Desde el desconocimiento, uno piensa en un sandwich a base de pan, queso, salchichas, fiambre, bistec, una especie de chistorra y huevo frito, y la elucubración deriva en visiones de omeoprazol y sensaciones de pesadez y dolor de barriga provocados por el rascacielos. Desde la experiencia, cuando uno come en Oporto una francesinha, que así bautizaron al invento en Portugal, descubre que la superposición de tanto ingrediente proteínico resulta sorprendentemente armoniosa y hace tambalear el principal axioma minimalista para ratificar, sin que sirva de precedente, que en ocasiones más es más.

En nuestro caso, sabíamos que es una preparación típica de Oporto, pero no fuimos a su encuentro, fue ella la que nos asaltó. Paseábamos a orillas del Douro (Duero), tras visitar el austero Museo del Vino de Oporto y el dedicado a Transportes y Comunicaciones  en la Alfândega Nova, cuando en una deteriorada barriada llamó nuestra atención un gran cartel que la anunciaba. No era el rincón más coqueto de la ciudad, sino una de las muchas estampas decadentes que aumentan su encanto, y precisamente por ello nos decidimos a descubrir en ese salón esta interesante manera de satisfacer a un bilbaíno con un bocadillo de cuchillo y tenedor.
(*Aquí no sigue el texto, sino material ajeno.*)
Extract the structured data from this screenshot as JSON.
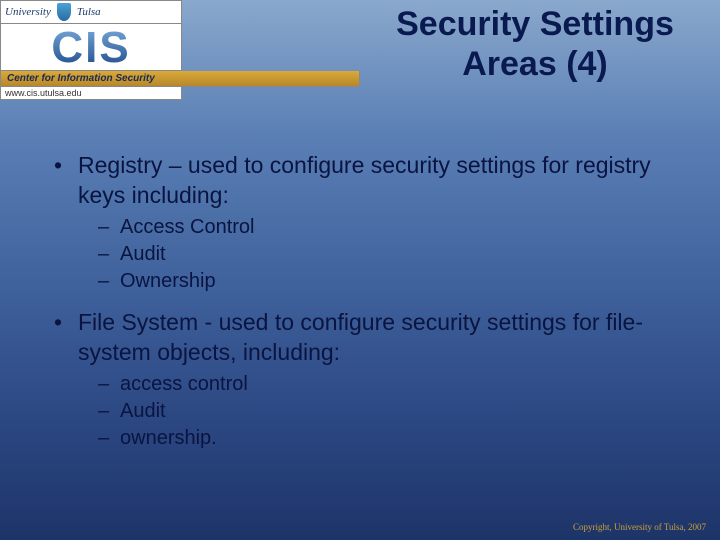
{
  "logo": {
    "university_left": "University",
    "university_right": "Tulsa",
    "cis": "CIS",
    "center_text": "Center for Information Security",
    "url": "www.cis.utulsa.edu"
  },
  "title": "Security Settings Areas (4)",
  "bullets": [
    {
      "text": "Registry – used to configure security settings for registry keys including:",
      "sub": [
        "Access Control",
        "Audit",
        "Ownership"
      ]
    },
    {
      "text": "File System - used to configure security settings for file-system objects, including:",
      "sub": [
        "access control",
        "Audit",
        " ownership."
      ]
    }
  ],
  "footer": "Copyright, University of Tulsa, 2007"
}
El local se llama Verso em Pedra (Rua da Arménia 12-14-16) y despacha gran variedad de francesinhas (hasta una decena, con lomo, hamburguesa, hongos, marisco…), pero nosotros nos decidimos por la que llaman “tradicional”, la más parecida a la que habíamos visto en una guía gastronómica, que cuenta con los ingredientes detallados en la primera línea. Por 13 euros nos sirvieron en dos platos una pieza enorme, lo suficientemente grande para satisfacer a una pareja y bañada en la picante salsa característica, el toque distintivo que la referida guía presenta como el resultado de mezclar salsa de marisco, cerveza, salsa Worcestershire, mostaza, brandy y mantequilla. Casi nada al aparato.

Si pasas un par de días en Oporto date los homenajes que quieras a base de bacalao, fados y vino dulce, pero reserva también un momento para una comida informal, completada por patatas fritas y cerveza. La francesinha no es tan sencilla como pueda parecer a simple vista (basta con recordar los ingredientes de su salsa) y procura la grata placidez de los placeres sencillos. Un gran invento.

(Igor Cubillo)

4 Comentarios

  1. Hola!

    Invito a todos a visitar la guía online con las mejores Francesinhas:

    http://www.francesinhas.pt

    Gracias!

    Adios.

  2. con esa foto que parece una piscina de salsota y a la una del mediodía es imposible leer!!

  3. Señor pato, lea bien. Armoniosa (no empalaga), salada (no es dulce) y ligeramente picante (tampoco amarga). Un saludo.

  4. Que buena pinta!! salado? dulce? amargo? empalaga?